Climate change threatens to destabilize our lives, for both ill and (perhaps, even) good.
One mark of that instability will likely be a disruption in the way we produce and distribute food.
Could this be why the UK Independent finds the world suddenly ‘going crazy for allotments‘ — those small plots of land that cities lease their citizens at a peppercorn rent to grow spare fruit and vegetables for their homes? The paper discovers allotments thriving in the UK, France, Kenya, Russia, Japan, Hong Kong and the USA. In the UK alone, it says, “there are an estimated 300,000 allotments, yielding about 215,000 tons of fresh produce every year.”

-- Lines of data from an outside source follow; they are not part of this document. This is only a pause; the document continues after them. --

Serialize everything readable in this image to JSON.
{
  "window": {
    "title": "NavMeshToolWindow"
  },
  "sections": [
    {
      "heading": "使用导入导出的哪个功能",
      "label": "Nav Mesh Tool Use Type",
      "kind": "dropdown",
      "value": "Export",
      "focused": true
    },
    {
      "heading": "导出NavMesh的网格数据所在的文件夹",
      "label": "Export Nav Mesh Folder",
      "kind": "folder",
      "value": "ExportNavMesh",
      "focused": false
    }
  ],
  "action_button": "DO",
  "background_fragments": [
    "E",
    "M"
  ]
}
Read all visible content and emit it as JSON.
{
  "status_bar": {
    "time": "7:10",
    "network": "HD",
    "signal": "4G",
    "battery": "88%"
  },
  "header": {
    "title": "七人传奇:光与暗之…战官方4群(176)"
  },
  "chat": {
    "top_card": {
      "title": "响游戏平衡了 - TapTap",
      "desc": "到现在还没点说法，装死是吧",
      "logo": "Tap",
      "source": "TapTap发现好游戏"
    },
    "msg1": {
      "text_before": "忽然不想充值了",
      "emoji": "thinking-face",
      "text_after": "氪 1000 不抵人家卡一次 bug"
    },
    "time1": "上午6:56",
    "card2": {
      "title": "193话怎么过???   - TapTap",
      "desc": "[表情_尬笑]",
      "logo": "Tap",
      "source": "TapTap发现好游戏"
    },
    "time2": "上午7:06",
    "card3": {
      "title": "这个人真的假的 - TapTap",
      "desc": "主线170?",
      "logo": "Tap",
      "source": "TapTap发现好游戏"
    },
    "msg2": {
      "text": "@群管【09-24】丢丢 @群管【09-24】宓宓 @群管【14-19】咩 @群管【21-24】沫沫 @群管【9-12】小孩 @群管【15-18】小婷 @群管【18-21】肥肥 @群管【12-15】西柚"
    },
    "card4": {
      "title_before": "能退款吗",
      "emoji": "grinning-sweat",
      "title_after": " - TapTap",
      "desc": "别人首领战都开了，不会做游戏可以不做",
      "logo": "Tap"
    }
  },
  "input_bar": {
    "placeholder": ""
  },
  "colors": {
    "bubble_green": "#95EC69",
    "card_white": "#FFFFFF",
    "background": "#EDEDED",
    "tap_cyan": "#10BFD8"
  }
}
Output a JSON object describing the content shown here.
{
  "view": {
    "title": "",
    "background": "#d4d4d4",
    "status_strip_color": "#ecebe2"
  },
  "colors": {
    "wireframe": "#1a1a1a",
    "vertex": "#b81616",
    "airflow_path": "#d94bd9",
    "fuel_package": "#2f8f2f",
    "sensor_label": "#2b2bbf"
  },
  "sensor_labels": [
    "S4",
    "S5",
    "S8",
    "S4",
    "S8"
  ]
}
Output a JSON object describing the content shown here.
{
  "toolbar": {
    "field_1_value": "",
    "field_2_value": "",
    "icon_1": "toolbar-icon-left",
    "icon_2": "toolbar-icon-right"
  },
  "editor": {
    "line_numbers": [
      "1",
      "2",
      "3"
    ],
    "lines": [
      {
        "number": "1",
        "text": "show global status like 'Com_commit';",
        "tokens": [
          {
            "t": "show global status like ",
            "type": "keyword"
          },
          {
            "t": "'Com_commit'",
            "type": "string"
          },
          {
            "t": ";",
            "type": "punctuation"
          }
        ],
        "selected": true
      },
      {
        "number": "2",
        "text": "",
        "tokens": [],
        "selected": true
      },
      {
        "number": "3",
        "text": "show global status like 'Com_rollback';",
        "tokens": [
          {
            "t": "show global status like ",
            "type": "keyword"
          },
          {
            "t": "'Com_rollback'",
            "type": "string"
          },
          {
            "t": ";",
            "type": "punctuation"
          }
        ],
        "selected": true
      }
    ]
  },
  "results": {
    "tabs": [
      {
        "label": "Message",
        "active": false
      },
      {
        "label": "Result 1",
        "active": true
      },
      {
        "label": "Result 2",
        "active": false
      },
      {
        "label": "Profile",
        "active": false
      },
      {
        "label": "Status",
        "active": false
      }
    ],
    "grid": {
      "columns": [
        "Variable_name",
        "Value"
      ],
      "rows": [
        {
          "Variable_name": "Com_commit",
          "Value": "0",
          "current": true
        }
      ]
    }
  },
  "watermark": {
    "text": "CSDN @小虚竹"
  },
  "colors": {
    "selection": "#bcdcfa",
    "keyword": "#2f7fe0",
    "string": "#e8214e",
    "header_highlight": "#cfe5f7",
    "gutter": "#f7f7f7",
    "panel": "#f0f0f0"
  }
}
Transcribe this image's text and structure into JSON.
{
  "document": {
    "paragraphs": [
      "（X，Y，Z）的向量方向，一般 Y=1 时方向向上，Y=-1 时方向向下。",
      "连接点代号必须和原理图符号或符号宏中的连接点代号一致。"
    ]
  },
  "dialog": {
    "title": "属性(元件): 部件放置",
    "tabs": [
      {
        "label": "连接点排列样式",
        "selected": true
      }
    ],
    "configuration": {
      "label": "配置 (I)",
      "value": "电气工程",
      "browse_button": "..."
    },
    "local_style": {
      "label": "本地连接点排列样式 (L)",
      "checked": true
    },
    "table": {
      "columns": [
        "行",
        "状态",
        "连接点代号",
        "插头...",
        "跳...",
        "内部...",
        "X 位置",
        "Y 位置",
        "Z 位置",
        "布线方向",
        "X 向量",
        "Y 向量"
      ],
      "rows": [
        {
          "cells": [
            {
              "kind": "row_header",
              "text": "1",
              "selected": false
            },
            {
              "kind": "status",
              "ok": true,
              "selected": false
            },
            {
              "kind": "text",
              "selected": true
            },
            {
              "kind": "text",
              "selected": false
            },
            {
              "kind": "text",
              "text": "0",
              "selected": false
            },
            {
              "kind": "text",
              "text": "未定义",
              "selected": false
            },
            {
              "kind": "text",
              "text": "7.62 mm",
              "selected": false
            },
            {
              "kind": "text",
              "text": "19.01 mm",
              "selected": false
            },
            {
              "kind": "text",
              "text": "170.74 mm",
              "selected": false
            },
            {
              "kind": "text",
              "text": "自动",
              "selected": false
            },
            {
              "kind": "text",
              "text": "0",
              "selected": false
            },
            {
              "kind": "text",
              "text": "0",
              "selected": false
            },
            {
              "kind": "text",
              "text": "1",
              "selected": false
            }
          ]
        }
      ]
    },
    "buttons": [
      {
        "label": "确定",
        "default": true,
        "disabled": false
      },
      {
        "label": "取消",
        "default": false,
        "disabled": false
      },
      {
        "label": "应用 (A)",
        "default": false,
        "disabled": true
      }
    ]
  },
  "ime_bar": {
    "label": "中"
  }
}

It’s not just home owners who are seeing the attractions of micro-farming. As food security becomes a concern to societies accustomed to having fresh produce flown in from all over the world, the New York Times tells us, “the purposeful reclamation of urban and suburban lands is serious fodder for artists, architects and academics alike.”
Allison Arieff’s article is a good round-up of current hipster urban farming and land-reclamation projects in the US — many of them on the super-micro level, but worthy none the less.
Let’s hope, certainly,that we see more initiatives like the Edible Estates project — which “proposes the replacement of the domestic front lawn with a highly productive edible landscape.” Their motto — Attack on the Front Lawn! As Arieff reminds us, that front lawn typically uses “up to 10 times more chemical pesticides per acre . . . than farmers use on crops.”